Seawater samples from June 2011 show the early spread of Fukushima radiation. White indicates no cesium-134 detected; blue represents low radiation; green is moderate; yellow is medium-high; red indicates high radiation levels.

Seawater samples from June 2011 show the early spread of Fukushima radiation. White indicates no cesium-134 detected; blue represents low radiation; green is moderate; yellow is medium-high; red indicates high radiation levels.

Woods Hole Oceanographic Institution

Fukushima radiation nears California coast, judged harmless

After a two-and-a-half year ocean journey, radioactive contamination from the Fukushima nuclear disaster in Japan has drifted to within 160 kilometers of the California coast, according to a new study. But the radiation levels are minuscule and do not pose a threat, researchers say.

Shortly after the meltdowns at the Fukushima Daiichi Nuclear Power Station in March 2011, Tokyo Electric Power Co. estimated that the facility had released a staggering 7000 trillion becquerels—a measure of emitted radiation—into of radiation into nearby seawater.

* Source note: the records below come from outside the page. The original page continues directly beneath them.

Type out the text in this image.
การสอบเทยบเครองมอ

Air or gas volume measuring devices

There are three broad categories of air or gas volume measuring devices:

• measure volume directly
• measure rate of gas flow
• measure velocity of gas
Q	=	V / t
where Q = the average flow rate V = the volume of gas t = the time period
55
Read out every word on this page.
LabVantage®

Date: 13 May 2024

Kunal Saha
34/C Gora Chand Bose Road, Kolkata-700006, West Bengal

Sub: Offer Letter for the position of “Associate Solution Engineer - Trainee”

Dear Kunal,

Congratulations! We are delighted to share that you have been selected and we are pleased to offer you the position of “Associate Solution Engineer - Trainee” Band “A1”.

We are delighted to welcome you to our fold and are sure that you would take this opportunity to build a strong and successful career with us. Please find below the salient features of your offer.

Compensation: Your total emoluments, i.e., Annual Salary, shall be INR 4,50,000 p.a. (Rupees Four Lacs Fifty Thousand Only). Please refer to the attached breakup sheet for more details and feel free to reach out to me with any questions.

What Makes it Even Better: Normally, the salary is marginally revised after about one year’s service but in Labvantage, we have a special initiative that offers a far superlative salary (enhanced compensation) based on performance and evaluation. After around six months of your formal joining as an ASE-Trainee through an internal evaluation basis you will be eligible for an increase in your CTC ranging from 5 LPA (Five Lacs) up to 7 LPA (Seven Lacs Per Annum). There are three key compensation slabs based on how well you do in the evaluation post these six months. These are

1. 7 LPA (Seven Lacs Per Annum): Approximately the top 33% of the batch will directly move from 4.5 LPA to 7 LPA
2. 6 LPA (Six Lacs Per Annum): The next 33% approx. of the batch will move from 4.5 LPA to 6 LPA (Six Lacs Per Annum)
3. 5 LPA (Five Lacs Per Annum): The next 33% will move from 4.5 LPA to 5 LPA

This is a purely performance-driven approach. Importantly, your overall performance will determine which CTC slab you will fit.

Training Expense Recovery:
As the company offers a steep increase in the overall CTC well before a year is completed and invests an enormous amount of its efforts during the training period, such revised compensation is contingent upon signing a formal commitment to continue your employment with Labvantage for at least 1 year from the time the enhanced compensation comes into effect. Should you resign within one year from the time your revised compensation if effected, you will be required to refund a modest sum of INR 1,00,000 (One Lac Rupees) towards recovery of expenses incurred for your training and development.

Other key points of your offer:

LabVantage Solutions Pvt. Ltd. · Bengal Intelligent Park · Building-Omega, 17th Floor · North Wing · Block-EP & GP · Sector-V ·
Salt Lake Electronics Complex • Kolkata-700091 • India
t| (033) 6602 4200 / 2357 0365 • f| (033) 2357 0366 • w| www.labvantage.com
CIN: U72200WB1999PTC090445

Meanwhile, Japan’s Ministry of the Environment reported readings of 45.5 million becquerels per cubic meter of water, high enough to cause reproductive problems in fish.

The National Oceanic and Atmospheric Administration showed that the power plant’s radiation dissipated quickly as it spread from the coast, however. It arrived at this conclusion by measuring cesium-134, a kind of radiation “fingerprint” unique to Fukushima because of its relatively short 2-year half-life. By June 2011, cesium-134 was found 600 kilometers offshore from Japan producing 325 becquerels per cubic meter. Building models based on early readings, the World Health Organization and public health departments in California, Oregon, Washington, and Alaska all forecast that Fukushima radiation would not pose a human health risk in North America.

But antinuclear groups like Beyond Nuclear, a Maryland nonprofit that advocates against nuclear power, questioned those predictions, citing concerns about continuing releases of radioactive isotopes from Fukushima since the 2011 meltdowns. In addition, nonprofits like the Tillamook Estuaries Partnership, which monitors and works to improve watersheds in Oregon, wanted more concrete data to present to their communities.

So marine chemist Ken Buesseler of the Woods Hole Oceanographic Institution in Massachusetts convinced an eclectic group of organizations to collect water samples up and down the west coast of North America. Following the Chernobyl nuclear disaster in 1986, Buesseler had tracked radioactive contaminants in the Black Sea, the closest major water body to the accident site. To pay for similar research in the much larger Pacific Ocean, he turned to crowdfunding—the increasingly popular method of using the Internet to bring multiple people together to fund costly endeavors. Government bodies such as the Umpqua Soil and Water Conservation District, universities, and conservation groups joined in, offering both to collect water from more than 50 sites in the Pacific Ocean near U.S. shores and to pay to ship and test those samples in Buesseler’s lab.

The findings are reassuring, Buesseler says. He measured a high of just 8 becquerels of radiation per cubic meter in the samples. Of that, he says, less than 2 becquerels came from cesium-134 traced to Fukushima. The remainder is largely from strontium-90 and cesium-137: Some of that is fallout from mid-20th century atomic bomb tests in the Pacific, and some may have come from Fukushima—these isotopes lack the half-life fingerprint that ties cesium-134 to the Japanese disaster. The total level of radiation is hardly worth worrying about, Buesseler says: U.S. Environmental Protection Agency guidelines for drinking water allow up to 7400 becquerels per cubic meter. Buesseler is presenting his latest findings Thursday at the Society of Environmental Toxicology and Chemistry North America’s annual meeting.

“There are people here in California who are worried they could get fried by going to a beach, and this research confirms that those fears are wrong and inappropriate,” says Daniel Hirsch, a nuclear policy researcher at the University of California, Santa Cruz, who was not involved in the study. But he also cautions that Fukushima may bring other risks to North America beyond ocean radiation levels, particularly related to seafood. Oregon State University researchers found that radiation levels in tuna caught off the Oregon coast tripled after the Fukushima meltdown—though levels remain too low to risk human health, they said. Hirsch predicts seafood radiation levels could climb as fish higher on the food chain eat and absorb radiation from smaller animals.

Although his results may not have public health implications, Buesseler says he hopes his work leads to a better informed populace. “People were making irrational decisions about spending time at the coast, or attributing starfish deaths to Fukushima,” he says. “Dental x-rays and airplanes have greater exposures than what we are measuring.”